Blouin et al. (2008) argued that lectures should be dedicated to higher thought processes, problem-solving and critical skills instead of merely communicating factual content. Yet supporters of guided lectures, however argue that self-directed learning is not an innate characteristic and that our thinking will be distorted, biased, or prejudiced if we are left to our own devices and that learning how to think critically is something that can be taught (Pearson & Huball, 2012). If critical thinking is viewed as a set of tools that can be used to guide the student, then thinking and problem solving can be improved by instruction.

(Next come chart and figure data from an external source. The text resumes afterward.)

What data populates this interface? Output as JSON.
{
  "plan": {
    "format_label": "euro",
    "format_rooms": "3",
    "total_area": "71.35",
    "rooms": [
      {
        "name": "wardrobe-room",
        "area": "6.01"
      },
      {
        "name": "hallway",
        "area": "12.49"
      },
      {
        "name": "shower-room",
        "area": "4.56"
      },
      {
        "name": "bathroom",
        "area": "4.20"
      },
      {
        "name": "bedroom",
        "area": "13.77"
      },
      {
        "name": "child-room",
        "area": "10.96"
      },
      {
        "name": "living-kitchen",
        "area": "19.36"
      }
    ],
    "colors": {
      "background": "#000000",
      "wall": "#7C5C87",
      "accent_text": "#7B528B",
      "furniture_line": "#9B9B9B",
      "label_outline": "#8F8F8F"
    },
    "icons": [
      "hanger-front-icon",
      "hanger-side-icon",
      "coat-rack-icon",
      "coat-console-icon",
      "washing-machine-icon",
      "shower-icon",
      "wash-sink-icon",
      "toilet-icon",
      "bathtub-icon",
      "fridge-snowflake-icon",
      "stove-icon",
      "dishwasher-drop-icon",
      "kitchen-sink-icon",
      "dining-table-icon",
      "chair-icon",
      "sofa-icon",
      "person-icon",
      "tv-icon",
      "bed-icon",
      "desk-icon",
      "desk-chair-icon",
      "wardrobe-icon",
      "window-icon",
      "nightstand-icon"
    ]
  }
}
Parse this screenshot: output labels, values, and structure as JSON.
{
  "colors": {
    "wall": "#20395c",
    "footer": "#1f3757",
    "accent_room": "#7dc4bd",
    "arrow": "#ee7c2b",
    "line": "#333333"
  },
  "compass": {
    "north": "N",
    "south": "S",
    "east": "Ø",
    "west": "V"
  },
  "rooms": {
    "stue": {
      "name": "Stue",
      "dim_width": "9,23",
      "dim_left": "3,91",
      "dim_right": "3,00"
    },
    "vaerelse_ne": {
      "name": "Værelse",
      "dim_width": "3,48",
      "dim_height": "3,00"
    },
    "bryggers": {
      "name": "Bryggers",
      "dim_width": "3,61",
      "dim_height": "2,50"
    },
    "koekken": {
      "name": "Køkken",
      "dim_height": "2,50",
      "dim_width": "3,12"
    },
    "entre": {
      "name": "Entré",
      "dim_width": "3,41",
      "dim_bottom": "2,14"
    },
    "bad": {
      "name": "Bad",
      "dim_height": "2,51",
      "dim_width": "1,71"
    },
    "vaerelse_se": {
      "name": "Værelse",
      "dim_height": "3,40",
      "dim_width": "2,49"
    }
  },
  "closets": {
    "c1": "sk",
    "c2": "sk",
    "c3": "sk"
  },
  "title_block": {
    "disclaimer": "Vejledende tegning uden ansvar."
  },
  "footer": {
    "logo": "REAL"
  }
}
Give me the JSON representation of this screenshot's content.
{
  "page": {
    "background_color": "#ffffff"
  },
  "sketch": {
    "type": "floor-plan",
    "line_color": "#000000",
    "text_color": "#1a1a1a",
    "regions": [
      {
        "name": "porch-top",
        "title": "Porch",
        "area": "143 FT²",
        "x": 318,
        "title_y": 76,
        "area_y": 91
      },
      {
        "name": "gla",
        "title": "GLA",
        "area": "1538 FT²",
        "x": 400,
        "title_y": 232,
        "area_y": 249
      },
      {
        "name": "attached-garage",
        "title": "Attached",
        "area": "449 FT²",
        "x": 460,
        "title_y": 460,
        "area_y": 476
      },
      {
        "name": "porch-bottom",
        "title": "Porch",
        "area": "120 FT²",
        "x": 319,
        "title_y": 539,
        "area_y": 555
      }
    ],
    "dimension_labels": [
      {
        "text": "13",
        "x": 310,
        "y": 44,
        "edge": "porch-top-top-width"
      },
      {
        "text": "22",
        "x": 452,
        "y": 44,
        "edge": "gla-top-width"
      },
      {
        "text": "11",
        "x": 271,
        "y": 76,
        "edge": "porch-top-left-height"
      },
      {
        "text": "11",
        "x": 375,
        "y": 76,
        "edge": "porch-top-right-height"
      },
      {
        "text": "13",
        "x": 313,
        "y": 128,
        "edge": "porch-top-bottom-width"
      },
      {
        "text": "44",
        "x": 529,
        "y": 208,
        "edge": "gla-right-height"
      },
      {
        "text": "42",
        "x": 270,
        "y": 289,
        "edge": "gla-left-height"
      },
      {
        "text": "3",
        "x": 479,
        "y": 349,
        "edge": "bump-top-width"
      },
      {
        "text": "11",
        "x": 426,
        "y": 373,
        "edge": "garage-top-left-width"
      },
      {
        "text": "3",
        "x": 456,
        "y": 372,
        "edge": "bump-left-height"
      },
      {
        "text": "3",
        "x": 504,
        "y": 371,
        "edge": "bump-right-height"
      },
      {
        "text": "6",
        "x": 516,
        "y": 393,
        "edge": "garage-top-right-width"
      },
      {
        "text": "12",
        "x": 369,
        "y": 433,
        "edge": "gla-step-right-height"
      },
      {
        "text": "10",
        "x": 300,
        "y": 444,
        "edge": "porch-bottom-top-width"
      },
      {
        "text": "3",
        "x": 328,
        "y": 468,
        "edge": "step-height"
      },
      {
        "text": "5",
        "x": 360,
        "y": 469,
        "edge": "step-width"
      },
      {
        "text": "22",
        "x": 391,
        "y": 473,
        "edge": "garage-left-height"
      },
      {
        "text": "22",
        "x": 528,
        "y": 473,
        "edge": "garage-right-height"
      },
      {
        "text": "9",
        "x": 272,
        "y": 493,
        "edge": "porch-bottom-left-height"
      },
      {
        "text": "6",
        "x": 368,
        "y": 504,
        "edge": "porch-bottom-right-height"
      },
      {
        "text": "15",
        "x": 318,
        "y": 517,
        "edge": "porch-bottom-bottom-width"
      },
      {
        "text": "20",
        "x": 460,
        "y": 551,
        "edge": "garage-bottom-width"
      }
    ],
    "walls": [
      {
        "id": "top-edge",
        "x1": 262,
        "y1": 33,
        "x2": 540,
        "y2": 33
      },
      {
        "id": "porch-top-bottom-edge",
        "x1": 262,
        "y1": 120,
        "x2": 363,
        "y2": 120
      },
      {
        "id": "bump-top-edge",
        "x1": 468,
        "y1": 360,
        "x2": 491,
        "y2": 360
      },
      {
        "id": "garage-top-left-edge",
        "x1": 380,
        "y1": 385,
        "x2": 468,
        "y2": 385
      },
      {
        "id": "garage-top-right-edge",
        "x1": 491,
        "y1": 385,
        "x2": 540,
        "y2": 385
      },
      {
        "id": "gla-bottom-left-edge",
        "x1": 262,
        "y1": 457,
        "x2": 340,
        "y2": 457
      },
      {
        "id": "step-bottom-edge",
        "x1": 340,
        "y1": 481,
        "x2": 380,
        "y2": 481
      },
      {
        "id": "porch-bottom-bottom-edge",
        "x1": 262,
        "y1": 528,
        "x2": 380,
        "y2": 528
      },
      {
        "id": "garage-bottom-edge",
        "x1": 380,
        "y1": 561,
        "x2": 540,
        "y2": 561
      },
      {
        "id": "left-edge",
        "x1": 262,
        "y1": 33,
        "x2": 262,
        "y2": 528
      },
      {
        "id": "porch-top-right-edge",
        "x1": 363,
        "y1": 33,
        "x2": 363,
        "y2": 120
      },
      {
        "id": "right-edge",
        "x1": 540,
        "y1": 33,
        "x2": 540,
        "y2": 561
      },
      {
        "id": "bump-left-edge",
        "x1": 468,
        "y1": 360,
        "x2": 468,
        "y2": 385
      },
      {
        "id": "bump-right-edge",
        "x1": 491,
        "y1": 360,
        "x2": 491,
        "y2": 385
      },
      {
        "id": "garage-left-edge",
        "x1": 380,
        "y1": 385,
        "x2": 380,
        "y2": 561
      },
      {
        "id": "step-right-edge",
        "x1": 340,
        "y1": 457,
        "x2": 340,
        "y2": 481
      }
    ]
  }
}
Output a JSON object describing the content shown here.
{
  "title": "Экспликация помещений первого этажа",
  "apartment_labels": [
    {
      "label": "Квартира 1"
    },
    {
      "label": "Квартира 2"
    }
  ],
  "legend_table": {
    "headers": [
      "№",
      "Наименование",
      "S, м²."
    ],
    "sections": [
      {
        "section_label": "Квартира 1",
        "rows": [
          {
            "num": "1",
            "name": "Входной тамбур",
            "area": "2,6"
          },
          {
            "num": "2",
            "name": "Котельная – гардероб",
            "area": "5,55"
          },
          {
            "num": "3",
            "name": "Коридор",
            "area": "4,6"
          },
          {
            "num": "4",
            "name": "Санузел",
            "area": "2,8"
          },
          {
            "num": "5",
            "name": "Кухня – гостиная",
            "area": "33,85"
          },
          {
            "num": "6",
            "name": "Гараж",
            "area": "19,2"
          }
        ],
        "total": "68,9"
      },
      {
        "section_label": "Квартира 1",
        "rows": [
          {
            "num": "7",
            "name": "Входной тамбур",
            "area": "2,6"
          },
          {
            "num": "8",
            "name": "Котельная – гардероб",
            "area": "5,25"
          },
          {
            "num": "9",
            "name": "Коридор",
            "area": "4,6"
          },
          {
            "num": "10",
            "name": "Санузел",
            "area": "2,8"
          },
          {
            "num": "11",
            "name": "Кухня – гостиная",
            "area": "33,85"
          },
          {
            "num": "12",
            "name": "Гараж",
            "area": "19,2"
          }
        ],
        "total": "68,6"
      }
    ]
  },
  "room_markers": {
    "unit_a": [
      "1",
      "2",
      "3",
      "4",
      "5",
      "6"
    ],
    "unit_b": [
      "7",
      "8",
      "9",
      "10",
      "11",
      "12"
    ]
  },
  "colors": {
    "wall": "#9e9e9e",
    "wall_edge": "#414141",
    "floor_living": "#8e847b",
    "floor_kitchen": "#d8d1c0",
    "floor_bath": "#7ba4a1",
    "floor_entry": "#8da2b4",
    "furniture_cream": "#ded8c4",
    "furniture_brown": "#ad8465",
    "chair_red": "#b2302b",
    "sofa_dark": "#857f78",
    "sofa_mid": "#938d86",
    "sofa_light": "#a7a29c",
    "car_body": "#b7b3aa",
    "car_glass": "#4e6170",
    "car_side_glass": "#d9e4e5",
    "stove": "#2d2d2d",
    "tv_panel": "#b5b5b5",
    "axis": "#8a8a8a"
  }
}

Charlton (2006) attributed the negative view of lectures to be based on a lack of theoretical rationale underpinning lectures. Kirschner et al. (2006) provided some theoretical rationale for why minimal guidance is likely to be ineffective based on human cognitive architecture saying that the purpose of all instruction is to change long-term memory and minimal guidance does not achieve this (Kirschner et al., 2006). Research on chess experts by Chase and Simon (1973) indicated that expert problem solvers access their extensive stored skills from long-term memory and use this to select and apply the best procedure for problem-solving. Kirschner et al. (2006) also distinguished between novice and expert learners and the impact pedagogical approaches have on them. They stated that while minimal instruction and guidance may benefit expert learners, its value diminishes with novice students who lack a sufficiently high prior knowledge to provide the internal guidance required for self- directed and enquiry learning strategies.

Gallagher (2011) offered a similar argument on using lectures to teach modules such as Pharmacy Law, where students are required to have knowledge of the law prior to achieving the outcomes designed for the module. Studies conducted by McKeachie (1990) highlighted the effectiveness of the lecture method and didactic teaching to assist students to acquire a foundational knowledge. This approach can be enhanced and reinforced by law seminars which operate at higher levels of Bloom’s taxonomy.

Gleason et al. (2011) made the point that active learning should not be viewed as a single teaching method but rather as an approach with multiple possible methods, where they can feature in lectures as well. Stewart’s et al. (2011) work on active learning in pharmacy education in the USA also changed the way traditional lectures are viewed. Their work revealed the use of active learning techniques in the majority of pharmacy schools’ lecture rooms, with higher active learning techniques being implemented in modules with heavier teaching loads. Perhaps this can be linked to the increasing knowledge base in the health care professions, where it is not possible to increase semester length or class time proportionately to accommodate all that is required.

In Nigeria, where lecture or didactic teaching is common, Osinubi and Ailjoe-Ibru (2014) discussed the advantages and attractiveness of using the lecture method,

especially in poor countries with limited economic resources. They do, however, believe that lectures are inadequate to prepare students for the professional situations that await them in the various complex and dynamic pharmacy practices. There is thus an urgent need to search and include complementary pedagogical approaches to those currently in use (Osinubi & Ailjoe-Ibru, 2014).